Hello Jeet, @KFrank has excellently answered and solved your query.

I’d like to add some more details that’ll help you understand a bit more about pytorch’s autograd engine-
For the first iteration of for iteration in range(4): , totallossd is basically composed of one lossD value that K. Frank refers to as lossD-1.

Now, in this first iteration, right after totallossd.backward() backpropagates gradients, the references to saved tensors (essentially, references to tensor variables needed to calculate the gradient of totallossd) are freed, but the graph still remains in the memory.

Now, in the second iteration, lossD-2 is formed which eventually becomes a part of totallossd; and now when totallossd.backward() is called, an error is thrown as autograd also tries to backprop through lossD-1’s graph that is hanging in the memory but has no references to saved tensors = tensors needed to compute the gradient have already been freed.

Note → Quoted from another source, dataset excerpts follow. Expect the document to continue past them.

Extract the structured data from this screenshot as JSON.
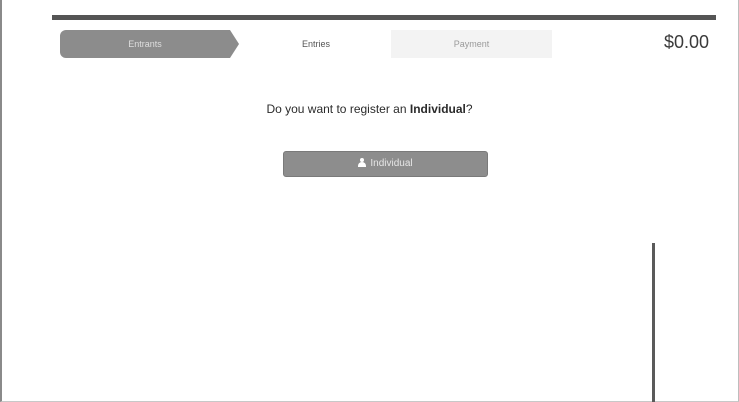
{
  "steps": [
    {
      "label": "Entrants",
      "state": "active"
    },
    {
      "label": "Entries",
      "state": "pending"
    },
    {
      "label": "Payment",
      "state": "pending"
    }
  ],
  "total": "$0.00",
  "prompt": {
    "prefix": "Do you want to register an ",
    "emphasis": "Individual",
    "suffix": "?"
  },
  "individual_button": {
    "icon": "user-icon",
    "label": "Individual"
  },
  "colors": {
    "active_step": "#8c8c8c",
    "button": "#8d8d8d",
    "top_bar": "#555555"
  }
}
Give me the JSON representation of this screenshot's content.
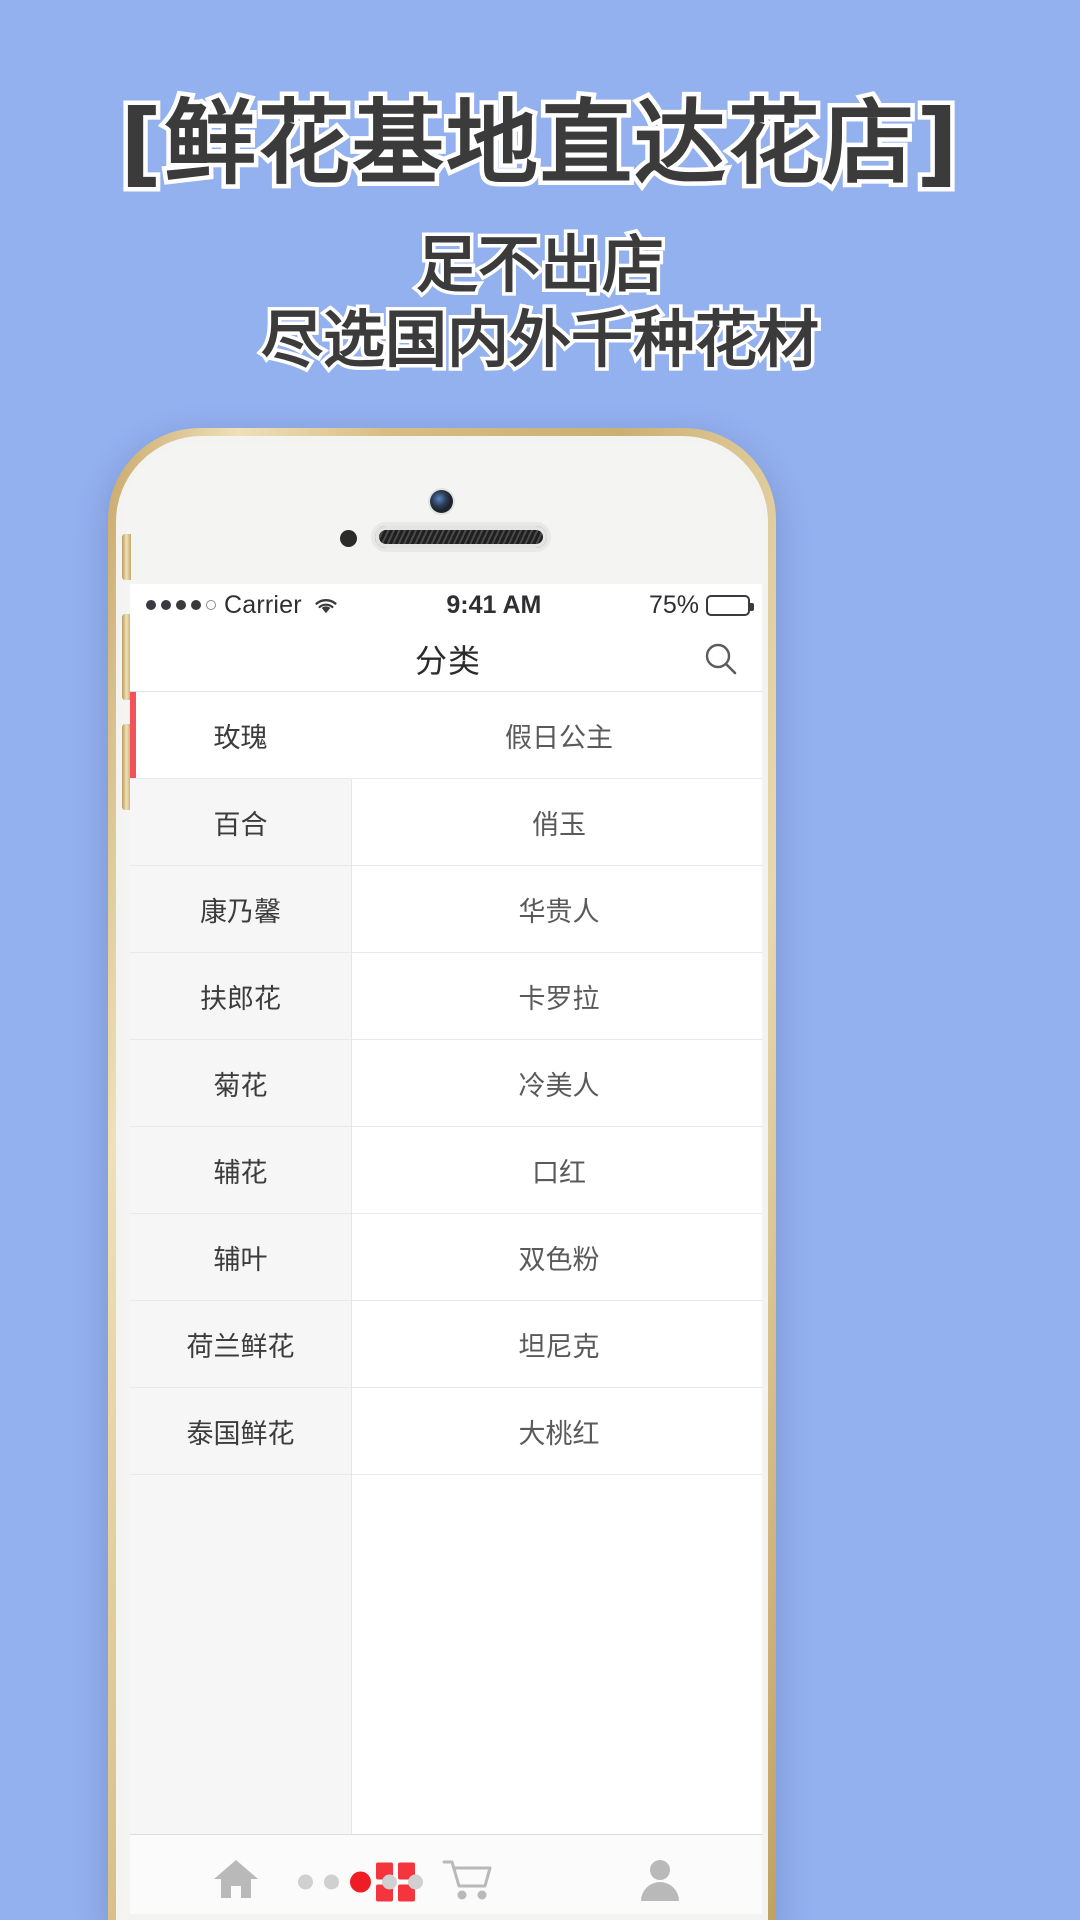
{
  "promo": {
    "headline": "[鲜花基地直达花店]",
    "sub_line1": "足不出店",
    "sub_line2": "尽选国内外千种花材",
    "bg_color": "#93b0ef",
    "text_color": "#3b3b3b",
    "outline_color": "#ffffff"
  },
  "status_bar": {
    "carrier": "Carrier",
    "time": "9:41 AM",
    "battery_percent": "75%",
    "battery_level": 75,
    "signal_dots_filled": 4,
    "signal_dots_total": 5,
    "wifi_icon": "wifi-icon"
  },
  "nav": {
    "title": "分类",
    "search_icon": "search-icon"
  },
  "categories": [
    {
      "name": "玫瑰",
      "active": true
    },
    {
      "name": "百合",
      "active": false
    },
    {
      "name": "康乃馨",
      "active": false
    },
    {
      "name": "扶郎花",
      "active": false
    },
    {
      "name": "菊花",
      "active": false
    },
    {
      "name": "辅花",
      "active": false
    },
    {
      "name": "辅叶",
      "active": false
    },
    {
      "name": "荷兰鲜花",
      "active": false
    },
    {
      "name": "泰国鲜花",
      "active": false
    }
  ],
  "varieties": [
    {
      "name": "假日公主"
    },
    {
      "name": "俏玉"
    },
    {
      "name": "华贵人"
    },
    {
      "name": "卡罗拉"
    },
    {
      "name": "冷美人"
    },
    {
      "name": "口红"
    },
    {
      "name": "双色粉"
    },
    {
      "name": "坦尼克"
    },
    {
      "name": "大桃红"
    }
  ],
  "tabbar": {
    "items": [
      {
        "icon": "home-icon",
        "label": ""
      },
      {
        "icon": "grid-icon",
        "label": ""
      },
      {
        "icon": "cart-icon",
        "label": ""
      },
      {
        "icon": "person-icon",
        "label": ""
      }
    ],
    "accent_color": "#ee1c25",
    "icon_color": "#b9b9b9"
  },
  "theme": {
    "active_indicator": "#f4525a",
    "list_bg_left": "#f6f6f6",
    "list_bg_right": "#ffffff"
  }
}
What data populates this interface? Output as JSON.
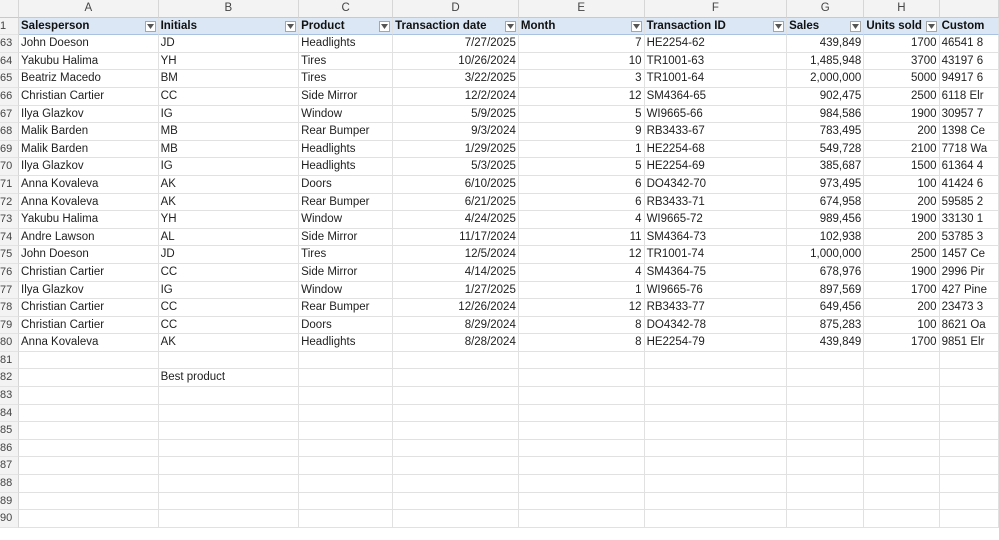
{
  "column_letters": [
    "A",
    "B",
    "C",
    "D",
    "E",
    "F",
    "G",
    "H",
    ""
  ],
  "header_row_number": "1",
  "headers": [
    "Salesperson",
    "Initials",
    "Product",
    "Transaction date",
    "Month",
    "Transaction ID",
    "Sales",
    "Units sold",
    "Custom"
  ],
  "rows": [
    {
      "n": "63",
      "cells": [
        "John Doeson",
        "JD",
        "Headlights",
        "7/27/2025",
        "7",
        "HE2254-62",
        "439,849",
        "1700",
        "46541 8"
      ]
    },
    {
      "n": "64",
      "cells": [
        "Yakubu Halima",
        "YH",
        "Tires",
        "10/26/2024",
        "10",
        "TR1001-63",
        "1,485,948",
        "3700",
        "43197 6"
      ]
    },
    {
      "n": "65",
      "cells": [
        "Beatriz Macedo",
        "BM",
        "Tires",
        "3/22/2025",
        "3",
        "TR1001-64",
        "2,000,000",
        "5000",
        "94917 6"
      ]
    },
    {
      "n": "66",
      "cells": [
        "Christian Cartier",
        "CC",
        "Side Mirror",
        "12/2/2024",
        "12",
        "SM4364-65",
        "902,475",
        "2500",
        "6118 Elr"
      ]
    },
    {
      "n": "67",
      "cells": [
        "Ilya Glazkov",
        "IG",
        "Window",
        "5/9/2025",
        "5",
        "WI9665-66",
        "984,586",
        "1900",
        "30957 7"
      ]
    },
    {
      "n": "68",
      "cells": [
        "Malik Barden",
        "MB",
        "Rear Bumper",
        "9/3/2024",
        "9",
        "RB3433-67",
        "783,495",
        "200",
        "1398 Ce"
      ]
    },
    {
      "n": "69",
      "cells": [
        "Malik Barden",
        "MB",
        "Headlights",
        "1/29/2025",
        "1",
        "HE2254-68",
        "549,728",
        "2100",
        "7718 Wa"
      ]
    },
    {
      "n": "70",
      "cells": [
        "Ilya Glazkov",
        "IG",
        "Headlights",
        "5/3/2025",
        "5",
        "HE2254-69",
        "385,687",
        "1500",
        "61364 4"
      ]
    },
    {
      "n": "71",
      "cells": [
        "Anna Kovaleva",
        "AK",
        "Doors",
        "6/10/2025",
        "6",
        "DO4342-70",
        "973,495",
        "100",
        "41424 6"
      ]
    },
    {
      "n": "72",
      "cells": [
        "Anna Kovaleva",
        "AK",
        "Rear Bumper",
        "6/21/2025",
        "6",
        "RB3433-71",
        "674,958",
        "200",
        "59585 2"
      ]
    },
    {
      "n": "73",
      "cells": [
        "Yakubu Halima",
        "YH",
        "Window",
        "4/24/2025",
        "4",
        "WI9665-72",
        "989,456",
        "1900",
        "33130 1"
      ]
    },
    {
      "n": "74",
      "cells": [
        "Andre Lawson",
        "AL",
        "Side Mirror",
        "11/17/2024",
        "11",
        "SM4364-73",
        "102,938",
        "200",
        "53785 3"
      ]
    },
    {
      "n": "75",
      "cells": [
        "John Doeson",
        "JD",
        "Tires",
        "12/5/2024",
        "12",
        "TR1001-74",
        "1,000,000",
        "2500",
        "1457 Ce"
      ]
    },
    {
      "n": "76",
      "cells": [
        "Christian Cartier",
        "CC",
        "Side Mirror",
        "4/14/2025",
        "4",
        "SM4364-75",
        "678,976",
        "1900",
        "2996 Pir"
      ]
    },
    {
      "n": "77",
      "cells": [
        "Ilya Glazkov",
        "IG",
        "Window",
        "1/27/2025",
        "1",
        "WI9665-76",
        "897,569",
        "1700",
        "427 Pine"
      ]
    },
    {
      "n": "78",
      "cells": [
        "Christian Cartier",
        "CC",
        "Rear Bumper",
        "12/26/2024",
        "12",
        "RB3433-77",
        "649,456",
        "200",
        "23473 3"
      ]
    },
    {
      "n": "79",
      "cells": [
        "Christian Cartier",
        "CC",
        "Doors",
        "8/29/2024",
        "8",
        "DO4342-78",
        "875,283",
        "100",
        "8621 Oa"
      ]
    },
    {
      "n": "80",
      "cells": [
        "Anna Kovaleva",
        "AK",
        "Headlights",
        "8/28/2024",
        "8",
        "HE2254-79",
        "439,849",
        "1700",
        "9851 Elr"
      ]
    },
    {
      "n": "81",
      "cells": [
        "",
        "",
        "",
        "",
        "",
        "",
        "",
        "",
        ""
      ]
    },
    {
      "n": "82",
      "cells": [
        "",
        "Best product",
        "",
        "",
        "",
        "",
        "",
        "",
        ""
      ]
    },
    {
      "n": "83",
      "cells": [
        "",
        "",
        "",
        "",
        "",
        "",
        "",
        "",
        ""
      ]
    },
    {
      "n": "84",
      "cells": [
        "",
        "",
        "",
        "",
        "",
        "",
        "",
        "",
        ""
      ]
    },
    {
      "n": "85",
      "cells": [
        "",
        "",
        "",
        "",
        "",
        "",
        "",
        "",
        ""
      ]
    },
    {
      "n": "86",
      "cells": [
        "",
        "",
        "",
        "",
        "",
        "",
        "",
        "",
        ""
      ]
    },
    {
      "n": "87",
      "cells": [
        "",
        "",
        "",
        "",
        "",
        "",
        "",
        "",
        ""
      ]
    },
    {
      "n": "88",
      "cells": [
        "",
        "",
        "",
        "",
        "",
        "",
        "",
        "",
        ""
      ]
    },
    {
      "n": "89",
      "cells": [
        "",
        "",
        "",
        "",
        "",
        "",
        "",
        "",
        ""
      ]
    },
    {
      "n": "90",
      "cells": [
        "",
        "",
        "",
        "",
        "",
        "",
        "",
        "",
        ""
      ]
    }
  ],
  "numeric_columns": [
    3,
    4,
    6,
    7
  ],
  "icons": {
    "filter": "filter-dropdown-icon"
  },
  "colors": {
    "table_header_bg": "#dbe7f5",
    "grid_line": "#e1e1e1",
    "header_strip_bg": "#f3f3f3"
  }
}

When you did retain_graph=True, no saved tensors were freed. Now, note that in the second iteration those same tensors viz disc_real, disc_fake, lossD_real, lossD etc. are being used to eventually create totallossd - they tensor you are calling backward on.

Since references to these very tensors weren’t freed in the first iteration, autograd will be able to monitor the “change” in the values of these tensors in the 2nd iteration as it modifies the values in place.
This monitoring is done as a part of a tensor attribute called version which keeps getting updated as the values keep changing.

Hence, as the second backward call is made and autograd tries to backpropagate gradients through the graph, these tensors are at version 2 which is different from the version (1) they had when the forward graph was constructed.